Cluster Analysis has been around for a few decades and uses a range of mathematical formula to categorise data into smaller groups or "clusters" which enable researchers to discover relationships. That sounds complex but thankfully computers do all the legwork and it can be a great form of exploratory data analysis with good data visualisation potential. R Tutor has a great tutorial. Here is the code.

> d <- dist(as.matrix(mtcars))
> hc <-hclust(d)
> plot(hc)

Yes that's it!

Saturday 27 November 2010

The Edinburgh Edition

This is my wildly optimistic training plan for next years Edinburgh Marathon. R good for plotting high weekly mileages; not so good for actually doing 20 mile training jogs but it's only a programming language. Speaking of which here is the code.

> jog <-c(24,27,30,34,38,42,44,46,34,48,50,52,34,54,60,65,34,70,60,40,34,15)
> barplot(jog,ylab="Miles", xlab="Week")
> title(xlab= "Week", col.lab=rgb(0,0.5,0))
> title(ylab= "Miles", col.lab=rgb(0,0.5,0))
> title(main="Edinburgh Marathon 2011 Training Plan",)

Tuesday 23 November 2010

Crime data brought to you by R

Like Andy Cotgreave I have been inspired by this Flowingdata tutorial. Why not have a go yourself?
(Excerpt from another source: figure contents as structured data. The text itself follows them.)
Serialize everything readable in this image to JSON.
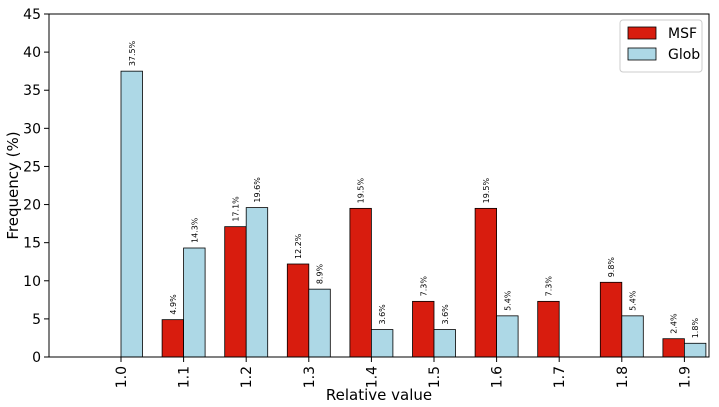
{
  "chart_data": {
    "type": "bar",
    "categories": [
      "1.0",
      "1.1",
      "1.2",
      "1.3",
      "1.4",
      "1.5",
      "1.6",
      "1.7",
      "1.8",
      "1.9"
    ],
    "series": [
      {
        "name": "MSF",
        "color": "#d81c0e",
        "values": [
          0,
          4.9,
          17.1,
          12.2,
          19.5,
          7.3,
          19.5,
          7.3,
          9.8,
          2.4
        ],
        "labels": [
          "",
          "4.9%",
          "17.1%",
          "12.2%",
          "19.5%",
          "7.3%",
          "19.5%",
          "7.3%",
          "9.8%",
          "2.4%"
        ]
      },
      {
        "name": "Glob",
        "color": "#add8e6",
        "values": [
          37.5,
          14.3,
          19.6,
          8.9,
          3.6,
          3.6,
          5.4,
          0,
          5.4,
          1.8
        ],
        "labels": [
          "37.5%",
          "14.3%",
          "19.6%",
          "8.9%",
          "3.6%",
          "3.6%",
          "5.4%",
          "",
          "5.4%",
          "1.8%"
        ]
      }
    ],
    "xlabel": "Relative value",
    "ylabel": "Frequency (%)",
    "ylim": [
      0,
      45
    ],
    "yticks": [
      "0",
      "5",
      "10",
      "15",
      "20",
      "25",
      "30",
      "35",
      "40",
      "45"
    ],
    "grid": false,
    "legend": "top-right"
  }
}
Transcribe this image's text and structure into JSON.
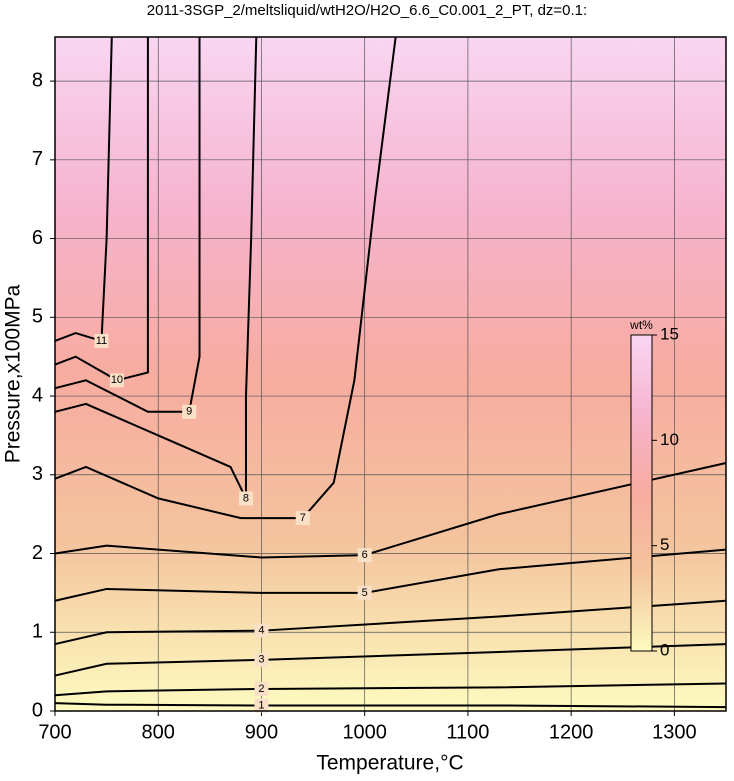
{
  "chart_data": {
    "type": "contour",
    "title": "2011-3SGP_2/meltsliquid/wtH2O/H2O_6.6_C0.001_2_PT, dz=0.1:",
    "x_label": "Temperature,°C",
    "y_label": "Pressure,x100MPa",
    "xlim": [
      700,
      1350
    ],
    "ylim": [
      0,
      8.56
    ],
    "xticks": [
      700,
      800,
      900,
      1000,
      1100,
      1200,
      1300
    ],
    "yticks": [
      0,
      1,
      2,
      3,
      4,
      5,
      6,
      7,
      8
    ],
    "grid": true,
    "line_color": "#000000",
    "colormap": [
      "#fdfbc0",
      "#f4c49e",
      "#f7aca0",
      "#f6b4cf",
      "#f9d6f2"
    ],
    "levels": [
      {
        "level": 1,
        "x": [
          700,
          750,
          900,
          1130,
          1350
        ],
        "y": [
          0.1,
          0.08,
          0.07,
          0.07,
          0.05
        ]
      },
      {
        "level": 2,
        "x": [
          700,
          750,
          900,
          1130,
          1350
        ],
        "y": [
          0.2,
          0.25,
          0.28,
          0.3,
          0.35
        ]
      },
      {
        "level": 3,
        "x": [
          700,
          750,
          900,
          1130,
          1350
        ],
        "y": [
          0.45,
          0.6,
          0.65,
          0.75,
          0.85
        ]
      },
      {
        "level": 4,
        "x": [
          700,
          750,
          900,
          1130,
          1350
        ],
        "y": [
          0.85,
          1.0,
          1.02,
          1.2,
          1.4
        ]
      },
      {
        "level": 5,
        "x": [
          700,
          750,
          900,
          1000,
          1130,
          1350
        ],
        "y": [
          1.4,
          1.55,
          1.5,
          1.5,
          1.8,
          2.05
        ]
      },
      {
        "level": 6,
        "x": [
          700,
          750,
          900,
          1000,
          1130,
          1350
        ],
        "y": [
          2.0,
          2.1,
          1.95,
          1.98,
          2.5,
          3.15
        ]
      },
      {
        "level": 7,
        "x": [
          700,
          730,
          800,
          880,
          940,
          970,
          990,
          1010,
          1030
        ],
        "y": [
          2.95,
          3.1,
          2.7,
          2.45,
          2.45,
          2.9,
          4.2,
          6.5,
          8.56
        ]
      },
      {
        "level": 8,
        "x": [
          700,
          730,
          800,
          870,
          885,
          885,
          890,
          895
        ],
        "y": [
          3.8,
          3.9,
          3.5,
          3.1,
          2.7,
          4.0,
          6.0,
          8.56
        ]
      },
      {
        "level": 9,
        "x": [
          700,
          730,
          790,
          830,
          840,
          840
        ],
        "y": [
          4.1,
          4.2,
          3.8,
          3.8,
          4.5,
          8.56
        ]
      },
      {
        "level": 10,
        "x": [
          700,
          720,
          760,
          790,
          790
        ],
        "y": [
          4.4,
          4.5,
          4.2,
          4.3,
          8.56
        ]
      },
      {
        "level": 11,
        "x": [
          700,
          720,
          745,
          750,
          755
        ],
        "y": [
          4.7,
          4.8,
          4.7,
          6.0,
          8.56
        ]
      }
    ],
    "colorbar": {
      "label": "wt%",
      "lim": [
        0,
        15
      ],
      "ticks": [
        0,
        5,
        10,
        15
      ]
    }
  }
}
All it took was a few lines of code.

crime <- read.csv("http://datasets.flowingdata.com/crimeRatesByState2008.csv",header=TRUE, sep="\t")
symbols(crime$murder, crime$burglary, circles=crime$population)
radius <- sqrt ( crime$population/ pi )
symbols(crime$murder, crime$burglary, circles=radius, inches=0.35, fg="white", bg="red" , xlab="Murder Rate", ylab="Burglary Rate")
text(4,1275,"Burglary and Murder by Size of State")
text(crime$murder, crime$burglary, crime$state, cex=0.5)